Supreme Court allows coronavirus eviction moratorium to remain in place

A divided Supreme Court on June 29 denied a request to block a US Centers for Disease Control and Prevention order that prohibits landlords nationwide from evicting certain tenants who fail to pay rent amid the Covid-19 pandemic.

By Ariane de Vogue, CNN Supreme Court Reporter

(CNN) -- A divided Supreme Court on Tuesday denied a request to block a US Centers for Disease Control and Prevention order that prohibits landlords nationwide from evicting certain tenants who fail to pay rent amid the Covid-19 pandemic.

The court's order means the moratorium will remain in place until July 31.

Chief Justice John Roberts and Justice Brett Kavanaugh joined with the court's three liberals to keep the moratorium in place.

Justices Clarence Thomas, Samuel Alito, Neil Gorsuch and Amy Coney Barrett said they would have granted the request to lift it.

The current moratorium was set to expire Wednesday, but last week CDC Director Dr. Rochelle Walensky announced what she said was a "final" extension until July 31. In a statement she said that the pandemic has presented a "historic threat to the nation's public health" and that "keeping people in their homes and out of crowded or congregate settings -- like homeless shelters -- by preventing evictions is a key step in helping to stop the spread of Covid-19."

A group of landlords, real estate companies and real estate trade associations asked the justices to step in -- on an emergency basis -- arguing that "Congress never gave the CDC the staggering amount of power it now claims."

They argue that the moratorium has resulted in "over $13 billion in unpaid rent per month."

A district court ruled against the government, holding that the moratorium was unlawful but then the court put its ruling on hold pending appeal. The DC Circuit declined to lift the stay.

Acting Solicitor General Elizabeth Prelogar urged the justices to allow the moratorium to remain in effect for now. She told the justices in court papers that federal law authorizes the secretary of Health and Human Services, through the CDC, to adopt regulations to "prevent the introduction, transmission, or spread of communicable diseases" from one state to another.

She said the moratorium on residential evictions is "temporary" and is necessary because evictions would increase the risk of spreading Covid by forcing renters to move into shared-living or become homeless.

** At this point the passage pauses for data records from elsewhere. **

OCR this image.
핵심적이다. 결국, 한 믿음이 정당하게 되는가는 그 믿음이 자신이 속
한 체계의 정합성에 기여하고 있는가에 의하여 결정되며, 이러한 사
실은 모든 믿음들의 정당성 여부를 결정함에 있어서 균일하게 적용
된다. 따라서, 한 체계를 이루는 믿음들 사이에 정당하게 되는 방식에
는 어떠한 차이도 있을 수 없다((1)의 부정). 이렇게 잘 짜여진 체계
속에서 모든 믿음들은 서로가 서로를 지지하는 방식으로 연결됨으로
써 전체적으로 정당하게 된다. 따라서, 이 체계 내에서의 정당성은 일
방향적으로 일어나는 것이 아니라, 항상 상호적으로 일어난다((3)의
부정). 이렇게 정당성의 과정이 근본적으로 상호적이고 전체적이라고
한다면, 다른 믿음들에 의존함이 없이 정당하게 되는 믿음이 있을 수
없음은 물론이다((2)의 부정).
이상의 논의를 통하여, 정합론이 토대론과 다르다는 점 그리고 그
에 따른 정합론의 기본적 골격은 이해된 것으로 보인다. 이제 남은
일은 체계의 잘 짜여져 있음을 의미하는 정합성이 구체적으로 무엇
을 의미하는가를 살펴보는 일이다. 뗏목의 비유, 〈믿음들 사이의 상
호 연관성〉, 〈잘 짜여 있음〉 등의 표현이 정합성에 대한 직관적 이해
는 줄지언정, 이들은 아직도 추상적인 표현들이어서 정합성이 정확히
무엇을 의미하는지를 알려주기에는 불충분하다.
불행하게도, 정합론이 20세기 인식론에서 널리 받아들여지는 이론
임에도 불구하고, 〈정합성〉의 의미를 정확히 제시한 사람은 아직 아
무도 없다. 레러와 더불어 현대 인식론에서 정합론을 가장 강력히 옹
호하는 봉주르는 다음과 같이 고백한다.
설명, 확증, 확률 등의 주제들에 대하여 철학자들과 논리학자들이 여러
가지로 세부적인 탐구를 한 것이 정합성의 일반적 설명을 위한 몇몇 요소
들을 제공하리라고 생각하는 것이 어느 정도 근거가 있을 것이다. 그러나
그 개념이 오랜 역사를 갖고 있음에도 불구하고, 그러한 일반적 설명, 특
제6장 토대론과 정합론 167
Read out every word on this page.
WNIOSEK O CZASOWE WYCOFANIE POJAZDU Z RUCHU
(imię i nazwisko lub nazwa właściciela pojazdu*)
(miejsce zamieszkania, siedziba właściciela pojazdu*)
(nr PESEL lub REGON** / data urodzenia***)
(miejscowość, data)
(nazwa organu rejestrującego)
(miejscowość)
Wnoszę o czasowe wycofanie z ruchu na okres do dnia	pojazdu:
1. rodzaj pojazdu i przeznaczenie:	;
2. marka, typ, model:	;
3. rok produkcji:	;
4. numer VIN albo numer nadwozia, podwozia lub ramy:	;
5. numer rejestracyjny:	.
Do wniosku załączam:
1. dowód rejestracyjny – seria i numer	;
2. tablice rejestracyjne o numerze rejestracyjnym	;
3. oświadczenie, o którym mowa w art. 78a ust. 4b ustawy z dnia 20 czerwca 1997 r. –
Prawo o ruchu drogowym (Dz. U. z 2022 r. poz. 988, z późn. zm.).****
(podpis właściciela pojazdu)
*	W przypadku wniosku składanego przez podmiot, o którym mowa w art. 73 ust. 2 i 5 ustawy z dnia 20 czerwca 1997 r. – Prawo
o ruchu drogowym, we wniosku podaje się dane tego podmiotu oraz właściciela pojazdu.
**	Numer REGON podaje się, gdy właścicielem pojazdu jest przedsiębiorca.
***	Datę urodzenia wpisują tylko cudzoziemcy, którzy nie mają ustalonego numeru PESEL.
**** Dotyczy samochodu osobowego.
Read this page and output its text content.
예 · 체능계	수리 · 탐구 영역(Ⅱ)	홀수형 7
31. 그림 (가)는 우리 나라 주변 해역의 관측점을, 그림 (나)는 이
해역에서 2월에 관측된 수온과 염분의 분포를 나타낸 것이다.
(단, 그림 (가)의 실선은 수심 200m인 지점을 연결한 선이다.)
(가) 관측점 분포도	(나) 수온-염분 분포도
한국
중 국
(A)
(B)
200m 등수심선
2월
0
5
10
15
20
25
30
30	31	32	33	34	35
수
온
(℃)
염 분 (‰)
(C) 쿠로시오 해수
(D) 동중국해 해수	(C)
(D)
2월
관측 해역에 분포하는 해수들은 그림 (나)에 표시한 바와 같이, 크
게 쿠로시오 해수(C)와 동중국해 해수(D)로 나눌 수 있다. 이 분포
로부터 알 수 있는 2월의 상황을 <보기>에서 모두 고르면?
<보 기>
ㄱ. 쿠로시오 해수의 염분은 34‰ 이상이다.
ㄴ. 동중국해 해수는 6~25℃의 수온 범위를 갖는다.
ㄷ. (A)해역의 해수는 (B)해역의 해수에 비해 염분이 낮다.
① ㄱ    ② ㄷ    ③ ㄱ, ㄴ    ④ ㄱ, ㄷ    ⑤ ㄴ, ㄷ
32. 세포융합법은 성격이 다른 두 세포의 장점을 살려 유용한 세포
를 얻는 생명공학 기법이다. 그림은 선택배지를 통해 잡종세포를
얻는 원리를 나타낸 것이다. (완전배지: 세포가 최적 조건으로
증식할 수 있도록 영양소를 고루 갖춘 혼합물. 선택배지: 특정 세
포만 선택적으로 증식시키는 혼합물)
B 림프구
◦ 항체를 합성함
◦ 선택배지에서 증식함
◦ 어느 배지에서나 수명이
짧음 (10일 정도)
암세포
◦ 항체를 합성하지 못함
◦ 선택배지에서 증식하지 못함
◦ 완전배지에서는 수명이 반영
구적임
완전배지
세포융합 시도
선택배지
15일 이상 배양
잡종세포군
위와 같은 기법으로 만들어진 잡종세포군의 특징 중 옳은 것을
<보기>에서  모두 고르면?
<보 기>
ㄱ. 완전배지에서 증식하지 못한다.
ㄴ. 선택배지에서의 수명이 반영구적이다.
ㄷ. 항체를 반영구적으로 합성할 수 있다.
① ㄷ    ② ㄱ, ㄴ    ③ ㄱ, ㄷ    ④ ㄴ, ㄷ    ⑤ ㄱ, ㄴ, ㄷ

Late Thursday she wrote a letter to update the justices on the new extension. Prelogar said that the order was extended past June 30 to avoid a "wave of evictions" that she said, could amount to the "hundreds and thousands" over this summer and early fall.

Kavanaugh concurrence

As he often does, Kavanaugh wrote to explain why he voted to allow the moratorium to remain in place. On the one hand, he said he agreed with the District Court that the CDC exceeded its statutory authority by issuing a nationwide moratorium.

But, he said, because the CDC has said it will end the moratorium in a few weeks he would allow it to remain in place. He said the extra weeks will "allow for additional and more orderly distribution of the congressionally appropriated rental assistance funds."

Kavanaugh made clear however, that if the government were to extend the moratorium past July 31, it would need "specific congressional authorization."

This story has been updated with additional details.